Les 10 centimètres de neige tombés mercredi en région parisienne ont généré un chaos monstre sur les routes qui a placé le gouvernement dans l'embarras.

Publié le 10 déc. 2010
Marc Thibodeau LA PRESSE

Hier, le secrétaire d'État aux Transports Thierry Mariani a plaidé de Moscou, où il accompagne le premier ministre François Fillon, que «l'épisode neigeux» avait été «plus brutal que prévu» et était arrivé «plus tôt» que ne l'annonçait Météo France, limitant les possibilités de salage des routes.

Une porte-parole du ministre a assuré que toutes les «mesures habituelles» avaient été prises pour permettre le retour à la normale de la circulation, toujours perturbée sur plusieurs axes routiers en fin de journée.

Pour faciliter le rétablissement de la situation, le ministère de l'Intérieur a invité en matinée les automobilistes à ne pas prendre leur voiture «sauf impératif professionnel absolu» en raison de la «formation de plaques de glace au sol d'importance inhabituelle». Le ministre de l'Intérieur, Brice Hortefeux, est parallèlement intervenu sur les ondes de la radio Europe 1, où il a dû se défendre d'avoir annoncé au cours de la journée de mercredi qu'il n'y aurait pas de pagaille sur les routes.

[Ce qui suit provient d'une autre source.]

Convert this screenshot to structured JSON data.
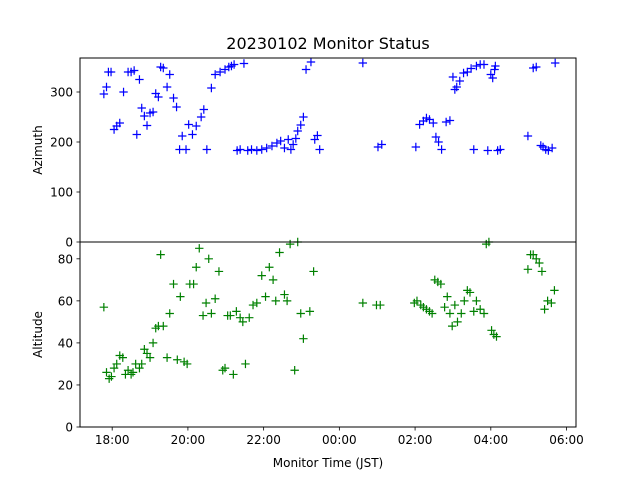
{
  "chart_data": {
    "type": "scatter",
    "title": "20230102 Monitor Status",
    "xlabel": "Monitor Time (JST)",
    "marker": "+",
    "x_ticks": [
      "18:00",
      "20:00",
      "22:00",
      "00:00",
      "02:00",
      "04:00",
      "06:00"
    ],
    "x_tick_hours": [
      18,
      20,
      22,
      24,
      26,
      28,
      30
    ],
    "xlim_hours": [
      17.15,
      30.25
    ],
    "panels": [
      {
        "ylabel": "Azimuth",
        "ylim": [
          0,
          368
        ],
        "y_ticks": [
          0,
          100,
          200,
          300
        ],
        "color": "#0000ff",
        "series": [
          {
            "x": [
              17.78,
              17.85,
              17.9,
              17.97,
              18.05,
              18.12,
              18.2,
              18.3,
              18.42,
              18.5,
              18.58,
              18.65,
              18.72,
              18.78,
              18.85,
              18.92,
              19.0,
              19.08,
              19.15,
              19.22,
              19.28,
              19.35,
              19.45,
              19.52,
              19.62,
              19.7,
              19.78,
              19.85,
              19.95,
              20.02,
              20.12,
              20.22,
              20.35,
              20.42,
              20.5,
              20.62,
              20.72,
              20.85,
              20.98,
              21.08,
              21.15,
              21.22,
              21.3,
              21.38,
              21.48,
              21.58,
              21.68,
              21.82,
              21.95,
              22.08,
              22.22,
              22.35,
              22.45,
              22.55,
              22.65,
              22.72,
              22.78,
              22.85,
              22.9,
              22.98,
              23.05,
              23.12,
              23.25,
              23.35,
              23.42,
              23.48,
              24.62,
              25.02,
              25.12,
              26.02,
              26.12,
              26.22,
              26.3,
              26.38,
              26.48,
              26.55,
              26.62,
              26.7,
              26.82,
              26.92,
              27.0,
              27.05,
              27.1,
              27.18,
              27.28,
              27.38,
              27.48,
              27.55,
              27.62,
              27.72,
              27.82,
              27.92,
              28.0,
              28.05,
              28.1,
              28.12,
              28.18,
              28.25,
              28.98,
              29.12,
              29.2,
              29.32,
              29.38,
              29.45,
              29.52,
              29.62,
              29.7
            ],
            "y": [
              296,
              310,
              340,
              340,
              225,
              232,
              238,
              300,
              340,
              340,
              343,
              215,
              325,
              268,
              252,
              233,
              258,
              260,
              297,
              290,
              350,
              348,
              310,
              335,
              288,
              270,
              185,
              212,
              185,
              235,
              215,
              232,
              250,
              265,
              185,
              308,
              335,
              340,
              345,
              350,
              352,
              355,
              183,
              185,
              357,
              183,
              185,
              183,
              185,
              188,
              192,
              198,
              202,
              188,
              205,
              185,
              195,
              207,
              222,
              234,
              250,
              345,
              360,
              205,
              213,
              185,
              358,
              190,
              195,
              190,
              235,
              242,
              248,
              245,
              238,
              210,
              200,
              185,
              240,
              243,
              330,
              305,
              310,
              322,
              338,
              340,
              347,
              185,
              352,
              355,
              355,
              183,
              335,
              328,
              345,
              352,
              183,
              185,
              212,
              348,
              350,
              193,
              190,
              185,
              183,
              188,
              358
            ]
          }
        ]
      },
      {
        "ylabel": "Altitude",
        "ylim": [
          0,
          88
        ],
        "y_ticks": [
          0,
          20,
          40,
          60,
          80
        ],
        "color": "#008000",
        "series": [
          {
            "x": [
              17.78,
              17.85,
              17.92,
              17.98,
              18.05,
              18.12,
              18.2,
              18.28,
              18.35,
              18.42,
              18.5,
              18.55,
              18.62,
              18.72,
              18.78,
              18.85,
              18.92,
              19.0,
              19.08,
              19.15,
              19.22,
              19.28,
              19.35,
              19.45,
              19.52,
              19.62,
              19.72,
              19.8,
              19.9,
              19.98,
              20.05,
              20.15,
              20.22,
              20.3,
              20.4,
              20.48,
              20.55,
              20.62,
              20.72,
              20.82,
              20.92,
              20.98,
              21.05,
              21.12,
              21.2,
              21.28,
              21.38,
              21.45,
              21.52,
              21.62,
              21.72,
              21.82,
              21.95,
              22.05,
              22.15,
              22.25,
              22.32,
              22.42,
              22.55,
              22.62,
              22.7,
              22.82,
              22.9,
              22.98,
              23.05,
              23.22,
              23.32,
              24.62,
              24.98,
              25.08,
              25.98,
              26.05,
              26.15,
              26.22,
              26.3,
              26.38,
              26.45,
              26.52,
              26.6,
              26.68,
              26.78,
              26.85,
              26.92,
              26.98,
              27.05,
              27.12,
              27.22,
              27.3,
              27.38,
              27.45,
              27.55,
              27.62,
              27.72,
              27.82,
              27.88,
              27.95,
              28.02,
              28.08,
              28.15,
              28.98,
              29.05,
              29.12,
              29.2,
              29.28,
              29.35,
              29.42,
              29.5,
              29.6,
              29.68
            ],
            "y": [
              57,
              26,
              23,
              24,
              28,
              30,
              34,
              33,
              25,
              27,
              25,
              26,
              30,
              28,
              30,
              37,
              35,
              33,
              40,
              47,
              48,
              82,
              48,
              33,
              54,
              68,
              32,
              62,
              31,
              30,
              68,
              68,
              76,
              85,
              53,
              59,
              80,
              54,
              61,
              74,
              27,
              28,
              53,
              53,
              25,
              55,
              52,
              50,
              30,
              52,
              58,
              59,
              72,
              62,
              76,
              70,
              60,
              83,
              63,
              60,
              87,
              27,
              88,
              54,
              42,
              55,
              74,
              59,
              58,
              58,
              59,
              60,
              58,
              57,
              56,
              55,
              54,
              70,
              69,
              68,
              57,
              62,
              54,
              48,
              58,
              50,
              54,
              60,
              65,
              64,
              55,
              60,
              56,
              54,
              87,
              88,
              46,
              44,
              43,
              75,
              82,
              82,
              80,
              78,
              74,
              56,
              60,
              59,
              65
            ]
          }
        ]
      }
    ]
  }
}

La situation s'est dégradée en fin de journée, a expliqué le politicien, en répétant que la capitale avait été touchée par un phénomène météorologique «sans précédent depuis une génération».

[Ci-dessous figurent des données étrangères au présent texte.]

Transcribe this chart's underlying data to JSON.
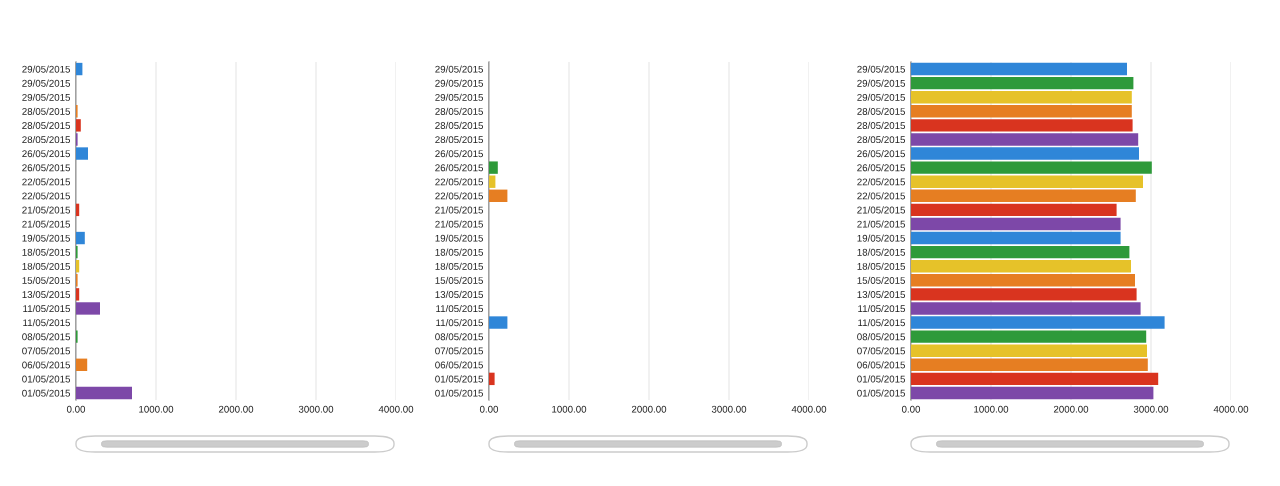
{
  "chart_data": [
    {
      "type": "bar",
      "orientation": "horizontal",
      "categories": [
        "29/05/2015",
        "29/05/2015",
        "29/05/2015",
        "28/05/2015",
        "28/05/2015",
        "28/05/2015",
        "26/05/2015",
        "26/05/2015",
        "22/05/2015",
        "22/05/2015",
        "21/05/2015",
        "21/05/2015",
        "19/05/2015",
        "18/05/2015",
        "18/05/2015",
        "15/05/2015",
        "13/05/2015",
        "11/05/2015",
        "11/05/2015",
        "08/05/2015",
        "07/05/2015",
        "06/05/2015",
        "01/05/2015",
        "01/05/2015"
      ],
      "values": [
        80,
        null,
        null,
        20,
        60,
        20,
        150,
        null,
        null,
        null,
        40,
        null,
        110,
        20,
        40,
        20,
        40,
        300,
        null,
        20,
        null,
        140,
        null,
        700
      ],
      "colors": [
        "#2f86d8",
        "#2e9a3a",
        "#e6c229",
        "#e67e22",
        "#d9341f",
        "#7d48a8",
        "#2f86d8",
        "#2e9a3a",
        "#e6c229",
        "#e67e22",
        "#d9341f",
        "#7d48a8",
        "#2f86d8",
        "#2e9a3a",
        "#e6c229",
        "#e67e22",
        "#d9341f",
        "#7d48a8",
        "#2f86d8",
        "#2e9a3a",
        "#e6c229",
        "#e67e22",
        "#d9341f",
        "#7d48a8"
      ],
      "xlim": [
        0,
        4000
      ],
      "xticks": [
        {
          "value": 0,
          "label": "0.00"
        },
        {
          "value": 1000,
          "label": "1000.00"
        },
        {
          "value": 2000,
          "label": "2000.00"
        },
        {
          "value": 3000,
          "label": "3000.00"
        },
        {
          "value": 4000,
          "label": "4000.00"
        }
      ],
      "grid": "x",
      "legend": false
    },
    {
      "type": "bar",
      "orientation": "horizontal",
      "categories": [
        "29/05/2015",
        "29/05/2015",
        "29/05/2015",
        "28/05/2015",
        "28/05/2015",
        "28/05/2015",
        "26/05/2015",
        "26/05/2015",
        "22/05/2015",
        "22/05/2015",
        "21/05/2015",
        "21/05/2015",
        "19/05/2015",
        "18/05/2015",
        "18/05/2015",
        "15/05/2015",
        "13/05/2015",
        "11/05/2015",
        "11/05/2015",
        "08/05/2015",
        "07/05/2015",
        "06/05/2015",
        "01/05/2015",
        "01/05/2015"
      ],
      "values": [
        null,
        null,
        null,
        null,
        null,
        null,
        null,
        110,
        80,
        230,
        null,
        null,
        null,
        null,
        null,
        null,
        null,
        null,
        230,
        null,
        null,
        null,
        70,
        null
      ],
      "colors": [
        "#2f86d8",
        "#2e9a3a",
        "#e6c229",
        "#e67e22",
        "#d9341f",
        "#7d48a8",
        "#2f86d8",
        "#2e9a3a",
        "#e6c229",
        "#e67e22",
        "#d9341f",
        "#7d48a8",
        "#2f86d8",
        "#2e9a3a",
        "#e6c229",
        "#e67e22",
        "#d9341f",
        "#7d48a8",
        "#2f86d8",
        "#2e9a3a",
        "#e6c229",
        "#e67e22",
        "#d9341f",
        "#7d48a8"
      ],
      "xlim": [
        0,
        4000
      ],
      "xticks": [
        {
          "value": 0,
          "label": "0.00"
        },
        {
          "value": 1000,
          "label": "1000.00"
        },
        {
          "value": 2000,
          "label": "2000.00"
        },
        {
          "value": 3000,
          "label": "3000.00"
        },
        {
          "value": 4000,
          "label": "4000.00"
        }
      ],
      "grid": "x",
      "legend": false
    },
    {
      "type": "bar",
      "orientation": "horizontal",
      "categories": [
        "29/05/2015",
        "29/05/2015",
        "29/05/2015",
        "28/05/2015",
        "28/05/2015",
        "28/05/2015",
        "26/05/2015",
        "26/05/2015",
        "22/05/2015",
        "22/05/2015",
        "21/05/2015",
        "21/05/2015",
        "19/05/2015",
        "18/05/2015",
        "18/05/2015",
        "15/05/2015",
        "13/05/2015",
        "11/05/2015",
        "11/05/2015",
        "08/05/2015",
        "07/05/2015",
        "06/05/2015",
        "01/05/2015",
        "01/05/2015"
      ],
      "values": [
        2700,
        2780,
        2760,
        2760,
        2770,
        2840,
        2850,
        3010,
        2900,
        2810,
        2570,
        2620,
        2620,
        2730,
        2750,
        2800,
        2820,
        2870,
        3170,
        2940,
        2950,
        2960,
        3090,
        3030
      ],
      "colors": [
        "#2f86d8",
        "#2e9a3a",
        "#e6c229",
        "#e67e22",
        "#d9341f",
        "#7d48a8",
        "#2f86d8",
        "#2e9a3a",
        "#e6c229",
        "#e67e22",
        "#d9341f",
        "#7d48a8",
        "#2f86d8",
        "#2e9a3a",
        "#e6c229",
        "#e67e22",
        "#d9341f",
        "#7d48a8",
        "#2f86d8",
        "#2e9a3a",
        "#e6c229",
        "#e67e22",
        "#d9341f",
        "#7d48a8"
      ],
      "xlim": [
        0,
        4000
      ],
      "xticks": [
        {
          "value": 0,
          "label": "0.00"
        },
        {
          "value": 1000,
          "label": "1000.00"
        },
        {
          "value": 2000,
          "label": "2000.00"
        },
        {
          "value": 3000,
          "label": "3000.00"
        },
        {
          "value": 4000,
          "label": "4000.00"
        }
      ],
      "grid": "x",
      "legend": false
    }
  ]
}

Il a profité de l'occasion pour exprimer sa sympathie aux automobilistes qui se sont retrouvés pris dans leur voiture dans la nuit de mercredi à hier. Nombre de conducteurs exaspérés ont abandonné sur place leurs véhicules pour trouver refuge pour la nuit dans des centres d'urgence ou des hôtels. Le ministère de l'Intérieur a d'ailleurs demandé aux automobilistes d'éviter ce geste «dans la mesure du possible» afin de ne pas occasionner «des blocages et la constitution de bouchons».